O IEA, órgão global de monitoramento energético, informou que pode liberar mais estoques emergenciais de petróleo para acalmar a alta de preços. A instituição já executou a maior liberação de petróleo governamental da história, mas diz possuir reservas significativas ainda disponíveis.

Fatih Birol, chefe do IEA, afirmou que os membros mantêm grandes estoques de emergência e que novas liberações podem ocorrer conforme a necessidade. A medida busca evitar pressões excessivas no curto prazo após o conflito no estreito de Hormuz.

Abertura de mercado aponta volatilidade.
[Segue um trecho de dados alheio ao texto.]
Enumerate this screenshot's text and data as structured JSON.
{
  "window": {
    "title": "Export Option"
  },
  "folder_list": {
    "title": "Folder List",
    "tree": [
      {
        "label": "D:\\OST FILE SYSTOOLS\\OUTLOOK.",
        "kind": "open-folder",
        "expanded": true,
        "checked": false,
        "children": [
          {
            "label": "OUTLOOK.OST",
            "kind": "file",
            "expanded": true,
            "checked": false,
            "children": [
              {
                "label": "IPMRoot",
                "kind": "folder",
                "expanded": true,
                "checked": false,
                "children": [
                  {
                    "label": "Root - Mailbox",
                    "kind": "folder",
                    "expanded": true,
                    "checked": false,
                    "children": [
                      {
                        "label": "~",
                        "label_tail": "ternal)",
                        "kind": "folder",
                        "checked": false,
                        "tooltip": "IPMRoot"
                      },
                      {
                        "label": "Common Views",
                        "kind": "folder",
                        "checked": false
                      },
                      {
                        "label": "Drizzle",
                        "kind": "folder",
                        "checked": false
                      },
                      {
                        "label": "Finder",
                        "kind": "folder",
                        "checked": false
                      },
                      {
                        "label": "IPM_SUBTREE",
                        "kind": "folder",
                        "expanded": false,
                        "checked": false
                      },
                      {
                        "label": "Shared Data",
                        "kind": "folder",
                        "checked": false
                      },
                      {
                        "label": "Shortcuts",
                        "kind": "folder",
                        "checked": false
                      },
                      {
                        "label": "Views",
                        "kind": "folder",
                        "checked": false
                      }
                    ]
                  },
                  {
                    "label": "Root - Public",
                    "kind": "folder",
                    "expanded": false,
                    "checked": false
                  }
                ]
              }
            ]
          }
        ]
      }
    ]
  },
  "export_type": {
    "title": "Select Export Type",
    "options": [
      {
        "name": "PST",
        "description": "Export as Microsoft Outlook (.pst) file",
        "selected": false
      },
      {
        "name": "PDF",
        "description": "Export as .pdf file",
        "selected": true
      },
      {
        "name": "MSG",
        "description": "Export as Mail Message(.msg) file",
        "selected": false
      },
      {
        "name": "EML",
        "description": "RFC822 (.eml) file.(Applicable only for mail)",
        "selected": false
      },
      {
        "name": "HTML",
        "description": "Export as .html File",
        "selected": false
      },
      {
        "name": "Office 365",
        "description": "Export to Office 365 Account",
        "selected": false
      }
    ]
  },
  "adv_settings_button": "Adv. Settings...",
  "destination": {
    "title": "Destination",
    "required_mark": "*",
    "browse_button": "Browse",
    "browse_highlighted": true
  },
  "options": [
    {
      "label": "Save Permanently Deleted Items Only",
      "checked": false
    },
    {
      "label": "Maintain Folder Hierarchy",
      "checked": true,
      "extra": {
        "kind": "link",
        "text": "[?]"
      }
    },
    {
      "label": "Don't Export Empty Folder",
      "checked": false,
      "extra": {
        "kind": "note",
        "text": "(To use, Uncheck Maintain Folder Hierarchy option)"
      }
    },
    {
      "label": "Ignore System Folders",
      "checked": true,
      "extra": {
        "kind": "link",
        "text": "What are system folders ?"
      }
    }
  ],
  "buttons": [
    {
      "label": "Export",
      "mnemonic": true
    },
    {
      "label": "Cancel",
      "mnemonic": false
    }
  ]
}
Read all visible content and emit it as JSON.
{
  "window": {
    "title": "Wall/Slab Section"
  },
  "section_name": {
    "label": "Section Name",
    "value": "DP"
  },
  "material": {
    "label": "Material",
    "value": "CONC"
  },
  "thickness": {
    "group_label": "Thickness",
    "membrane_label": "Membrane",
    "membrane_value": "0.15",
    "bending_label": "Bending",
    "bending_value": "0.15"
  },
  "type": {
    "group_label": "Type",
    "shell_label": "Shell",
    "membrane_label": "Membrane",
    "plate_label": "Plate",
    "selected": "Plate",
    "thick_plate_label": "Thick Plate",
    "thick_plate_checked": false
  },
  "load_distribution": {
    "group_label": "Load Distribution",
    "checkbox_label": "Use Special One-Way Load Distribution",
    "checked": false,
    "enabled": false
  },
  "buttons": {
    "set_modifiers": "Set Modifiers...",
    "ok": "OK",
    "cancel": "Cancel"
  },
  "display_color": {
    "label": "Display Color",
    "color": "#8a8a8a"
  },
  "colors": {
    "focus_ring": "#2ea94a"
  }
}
O Brent chegou a subir quase 3% no início desta semana, em torno de US$ 106,50 por barril, antes de recuar e ficar pouco acima de US$ 100.

Estoques emergenciais no mercado asiático

Nesta semana, cerca de 100 milhões de barris dos estoques emergenciais serão disponibilizados a compradores na Ásia, como parte de um plano de 400 milhões de barris para compensar a queda de exportações na região. O efeito esperado é reduzir o impacto das interrupções no fornecimento global.

Apesar da liberação, Birol destacou que ainda há reservas significativas, suficientes para manter um buffer temporário. A redução prevista nos estoques de emergência é de aproximadamente 20% após o desembaraço total.

Golfo, Hormuz e desdobramentos

O bloqueio de Hormuz continua sendo um fator de risco para o comércio de petróleo global. A reabertura da rota é considerada vital para restabelecer o fluxo de petróleo e gás até o mercado mundial.

Sobre a crise recente, o presidente dos EUA reiterou pedidos para desbloquear a passagem, enfatizando a importância estratégica da rota para grandes compradores. A situação gerou recuos na produção de países da região, com impactos potenciais sobre os volumes exportados.

Nos últimos dias, uma ofensiva dos EUA na área do Golfo aumentou as preocupações com a continuidade da produção regional. Segundo analistas, a infraestrutura de exportação pode sofrer impactos adicionais caso o conflito persista.

Birol avisou que a normalização do comércio de energia levará tempo, mesmo com um eventual encerramento do conflito. A organização reforça a necessidade de monitoramento constante dos estoques e do fluxo de petróleo global.